Rodrigo me contó esto muchos días después tomando unas cervezas en El Mesón de Caurimare. Ya entonces se le notaba la tristeza. Una que era como un peso que le apagaba su alegría natural, la chispa esa loca de las endorfinas que se le dispara a la gente que hace mucha actividad física. Porque así era Rodrigo: un tipo risueño, acelerado con esa vibra entusiasta que conecta de inmediato con el otro. A Rodrigo todos lo querían: un dealer decente, que te lleva el monte y el perico a tu casa, al que le pagas y le das un abrazo, con el que comentas sobre fútbol, que te dice cómo es que tienes que hacer para endurecer tus músculos flácidos y te pregunta por tu novia y la salud de tu vieja.

Ese era Rodrigo.

Era, porque Rodrigo se colgó de un tubo enorme que pasa por el maletero donde ocultaba la droga que le vendía a sus panas.

Que nos vendía.

A Rodrigo me lo presentó un amigo común, de esos marihuaneros cuarentones que fuman en casa porque no quieren líos con nadie. “Es el mejor”, me dijo.
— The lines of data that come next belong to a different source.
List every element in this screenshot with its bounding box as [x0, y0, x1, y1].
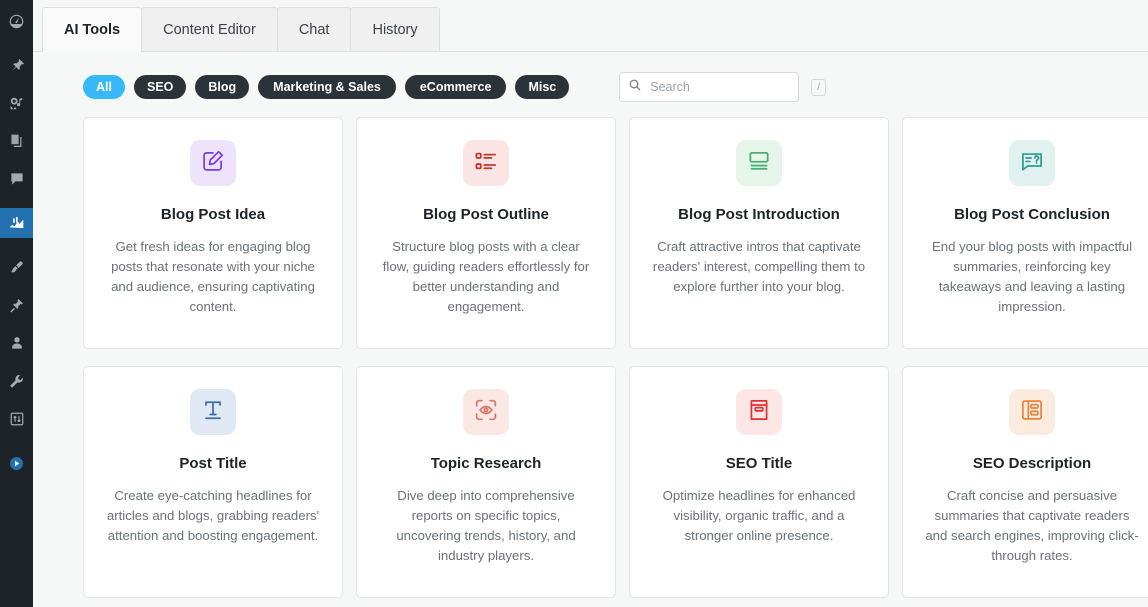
- filter-chip-marketing-sales[interactable]: Marketing & Sales: [258, 75, 396, 99]
- tab-content-editor[interactable]: Content Editor: [141, 7, 278, 51]
- pages-icon: [9, 133, 25, 149]
- plug-icon: [8, 297, 25, 314]
- search-input[interactable]: [642, 80, 812, 94]
- tool-title: Blog Post Idea: [160, 206, 266, 223]
- filter-chip-marketing-sales-label: Marketing & Sales: [273, 80, 381, 94]
- tool-icon-wrap: [463, 140, 509, 186]
- chart-icon: [8, 215, 25, 232]
- bullet-list-icon: [473, 148, 499, 179]
- tool-icon-wrap: [463, 389, 509, 435]
- tab-bar: AI Tools Content Editor Chat History: [33, 0, 1148, 52]
- tool-card-topic-research[interactable]: Topic Research Dive deep into comprehens…: [356, 366, 616, 598]
- sidebar-item-comments[interactable]: [0, 164, 33, 194]
- search-shortcut-badge: /: [811, 78, 827, 96]
- tool-title: Blog Post Outline: [423, 206, 549, 223]
- tool-card-blog-post-idea[interactable]: Blog Post Idea Get fresh ideas for engag…: [83, 117, 343, 349]
- sidebar-item-tools[interactable]: [0, 366, 33, 396]
- tool-icon-wrap: [190, 140, 236, 186]
- tool-card-blog-post-conclusion[interactable]: Blog Post Conclusion End your blog posts…: [902, 117, 1148, 349]
- app-root: AI Tools Content Editor Chat History All…: [0, 0, 1148, 607]
- tools-grid: Blog Post Idea Get fresh ideas for engag…: [83, 117, 1148, 598]
- sidebar-item-users[interactable]: [0, 328, 33, 358]
- main-panel: AI Tools Content Editor Chat History All…: [33, 0, 1148, 607]
- pin-icon: [8, 57, 25, 74]
- document-layout-icon: [1019, 397, 1045, 428]
- sidebar-item-posts[interactable]: [0, 50, 33, 80]
- search-icon: [628, 78, 642, 97]
- filter-chip-misc-label: Misc: [528, 80, 557, 94]
- sidebar-item-plugins[interactable]: [0, 290, 33, 320]
- tab-history[interactable]: History: [350, 7, 440, 51]
- tool-description: Optimize headlines for enhanced visibili…: [662, 488, 856, 543]
- tool-icon-wrap: [1009, 140, 1055, 186]
- filter-chip-misc[interactable]: Misc: [515, 75, 570, 99]
- tool-description: Craft attractive intros that captivate r…: [652, 239, 866, 294]
- sidebar-item-settings[interactable]: [0, 404, 33, 434]
- tool-title: Blog Post Introduction: [678, 206, 840, 223]
- sliders-icon: [9, 411, 25, 427]
- sidebar-item-player[interactable]: [0, 448, 33, 478]
- sidebar-item-dashboard[interactable]: [0, 6, 33, 36]
- tool-icon-wrap: [736, 140, 782, 186]
- article-header-icon: [746, 148, 772, 179]
- search-box[interactable]: /: [619, 72, 827, 102]
- tool-description: End your blog posts with impactful summa…: [931, 239, 1133, 314]
- tool-icon-wrap: [736, 389, 782, 435]
- sidebar-item-analytics[interactable]: [0, 208, 39, 238]
- sidebar-item-pages[interactable]: [0, 126, 33, 156]
- brush-icon: [8, 259, 25, 276]
- chat-question-icon: [1019, 148, 1045, 179]
- filter-chip-blog[interactable]: Blog: [195, 75, 250, 99]
- media-icon: [8, 95, 25, 112]
- tool-description: Dive deep into comprehensive reports on …: [396, 488, 576, 563]
- filter-chip-ecommerce[interactable]: eCommerce: [404, 75, 507, 99]
- filter-chip-seo-label: SEO: [146, 80, 174, 94]
- tool-icon-wrap: [1009, 389, 1055, 435]
- comment-icon: [9, 171, 25, 187]
- tool-title: Topic Research: [430, 455, 542, 472]
- text-title-icon: [200, 397, 226, 428]
- eye-scan-icon: [473, 397, 499, 428]
- tab-chat[interactable]: Chat: [276, 7, 352, 51]
- dashboard-icon: [8, 13, 25, 30]
- tool-description: Structure blog posts with a clear flow, …: [382, 239, 590, 314]
- filter-chip-all-label: All: [96, 80, 112, 94]
- play-circle-icon: [8, 455, 25, 472]
- tab-chat-label: Chat: [298, 21, 330, 38]
- wrench-icon: [8, 373, 25, 390]
- archive-box-icon: [746, 397, 772, 428]
- tool-description: Craft concise and persuasive summaries t…: [925, 488, 1139, 563]
- filter-chip-seo[interactable]: SEO: [133, 75, 187, 99]
- tools-grid-wrapper: Blog Post Idea Get fresh ideas for engag…: [33, 117, 1148, 607]
- tool-title: Post Title: [179, 455, 247, 472]
- tab-history-label: History: [372, 21, 418, 38]
- user-icon: [9, 335, 25, 351]
- sidebar-item-media[interactable]: [0, 88, 33, 118]
- tool-card-blog-post-outline[interactable]: Blog Post Outline Structure blog posts w…: [356, 117, 616, 349]
- tool-title: Blog Post Conclusion: [954, 206, 1110, 223]
- sidebar-item-appearance[interactable]: [0, 252, 33, 282]
- tool-description: Create eye-catching headlines for articl…: [106, 488, 320, 543]
- filter-chip-ecommerce-label: eCommerce: [419, 80, 492, 94]
- tool-card-blog-post-introduction[interactable]: Blog Post Introduction Craft attractive …: [629, 117, 889, 349]
- tool-card-seo-title[interactable]: SEO Title Optimize headlines for enhance…: [629, 366, 889, 598]
- tool-description: Get fresh ideas for engaging blog posts …: [111, 239, 315, 314]
- filter-chip-blog-label: Blog: [208, 80, 237, 94]
- filter-bar: All SEO Blog Marketing & Sales eCommerce…: [33, 52, 1148, 117]
- filter-chip-all[interactable]: All: [83, 75, 125, 99]
- tab-ai-tools[interactable]: AI Tools: [42, 7, 143, 52]
- tab-ai-tools-label: AI Tools: [64, 21, 121, 38]
- admin-sidebar: [0, 0, 39, 607]
- tool-title: SEO Description: [972, 455, 1092, 472]
- tool-card-post-title[interactable]: Post Title Create eye-catching headlines…: [83, 366, 343, 598]
- tab-content-editor-label: Content Editor: [163, 21, 256, 38]
- tool-icon-wrap: [190, 389, 236, 435]
- tool-card-seo-description[interactable]: SEO Description Craft concise and persua…: [902, 366, 1148, 598]
- pencil-square-icon: [200, 148, 226, 179]
- tool-title: SEO Title: [725, 455, 793, 472]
Después coincidimos en algunos lugares. Una que otra fiesta, el lanzamiento de un ron, la inauguración de un restaurante. Rodrigo se codeaba bien. Y por ahí se fue gestando una especie de amistad, una camaradería en la que muy de vez en cuando había una transacción.

“Rodrigo está raro”, me dijeron un día: “Anda como apendejeado, descuidado. Ya ni atiende bien a sus clientes”. A la gente le pasan vainas, estará despechado. Quién sabe. Cosas así pensé sin darle mayor importancia. Pero Rodrigo fue como desapareciendo.
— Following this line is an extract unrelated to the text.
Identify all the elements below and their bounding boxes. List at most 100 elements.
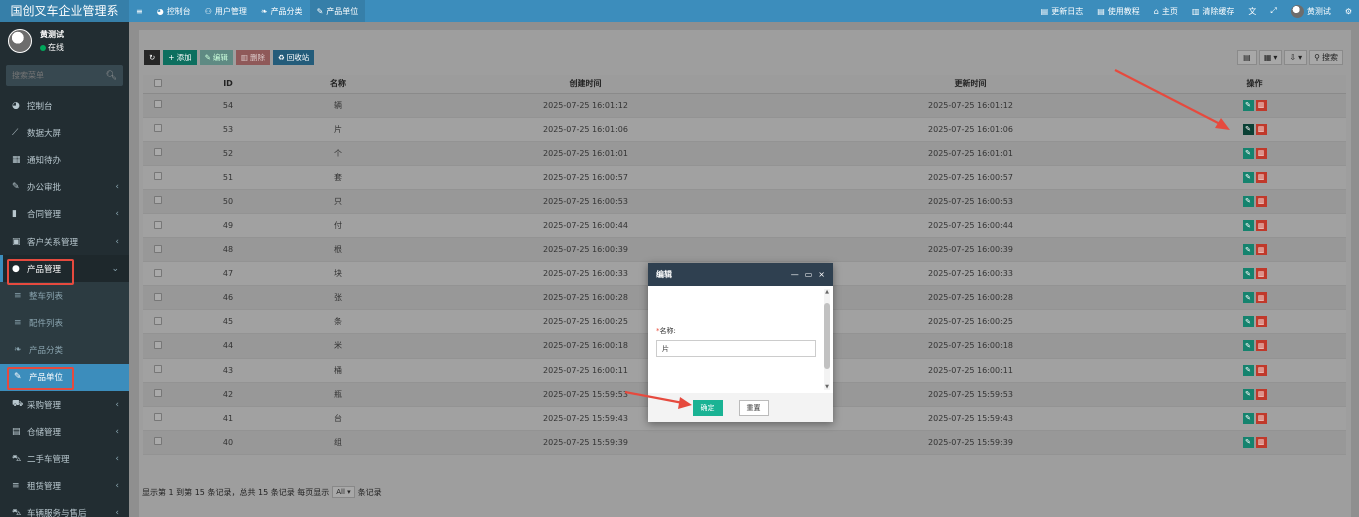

Sentado al fondo de El Mesón de Caurimare, con la cabeza en otra parte. Así estaba. Yo iba por la segunda cerveza y me acerqué a saludarlo. Chocamos las manos y casi sin proponérmelo, terminé sentándome con él. Estaba parco, apenas medio conversaba. Hasta que le pregunté: “Viejo, ¿qué coño te pasa? Tienes mala cara, tú no eres así. ¿Quieres hablar? ¿Te puedo ayudar en algo?”.

Intentó esquivar el asunto sin mucha convicción. Pedimos otra ronda y luego de despacharse media cerveza de un solo trago, empezó a contarme sobre el día que le dio la pálida en la bicicleta.
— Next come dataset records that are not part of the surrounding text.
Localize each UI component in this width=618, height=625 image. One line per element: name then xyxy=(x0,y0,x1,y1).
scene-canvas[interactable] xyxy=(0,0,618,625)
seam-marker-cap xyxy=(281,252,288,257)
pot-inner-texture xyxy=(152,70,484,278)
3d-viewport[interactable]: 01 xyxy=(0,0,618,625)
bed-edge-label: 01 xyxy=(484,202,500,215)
Lo había contactado un conocido que trabaja en una productora de eventos. Esa noche tenían algo importante y le compró una cantidad escandalosa de perico. O al menos escandalosa para mí. La coca le había llegado la tarde anterior y solo cuando la probó se dio cuenta de lo buena que estaba. O de lo potente, que es casi lo mismo. Cuando se le pasó el subidón y la taquicardia se calmó, al despertar ya era muy tarde para salir. Y tampoco se sentía muy bien, así que se quedó en casa, se sirvió un whisky y se quedó dormido otra vez.

En la mañana se enteró de la noticia que tenía a todos –de Caracas a Buenos Aires- consternados: Cerati estaba en una clínica, se hablaba de infarto, de un accidente cerebrovascular, nadie sabía bien qué le había pasado al terminar el concierto.

Rodrigo sí sabía. O eso creía. Me mostró la entrada VIP, arrugada, gastada como si hubieran pasado años de aquella noche. “Me la dio el pana de la productora al que le vendí el perico. ¿Entiendes?”.

No hubo argumento que le sacara la idea de la cabeza.

Desde entonces nunca más lo vi. Hasta este día en el que acabo de escribir para el diario la nota de un suicidio con la formalidad del caso y la versión policial: alias “El Rodrigo”, un vendedor de drogas del este caraqueño, fue encontrado ahorcado colgando de una tubería en el estacionamiento de su residencia. Se presume suicidio. En el lugar se colectaron envoltorios que contienen presunta cocaína y marihuana. Hasta el momento se desconocen las razones que lo habrían llevado a quitarse la vida.

Ahora llevo yo tres whiskys y tengo una taquicardia, un susto: el de esta parte de la historia que juré que no iba a contar hasta que Cerati saliera de la clínica.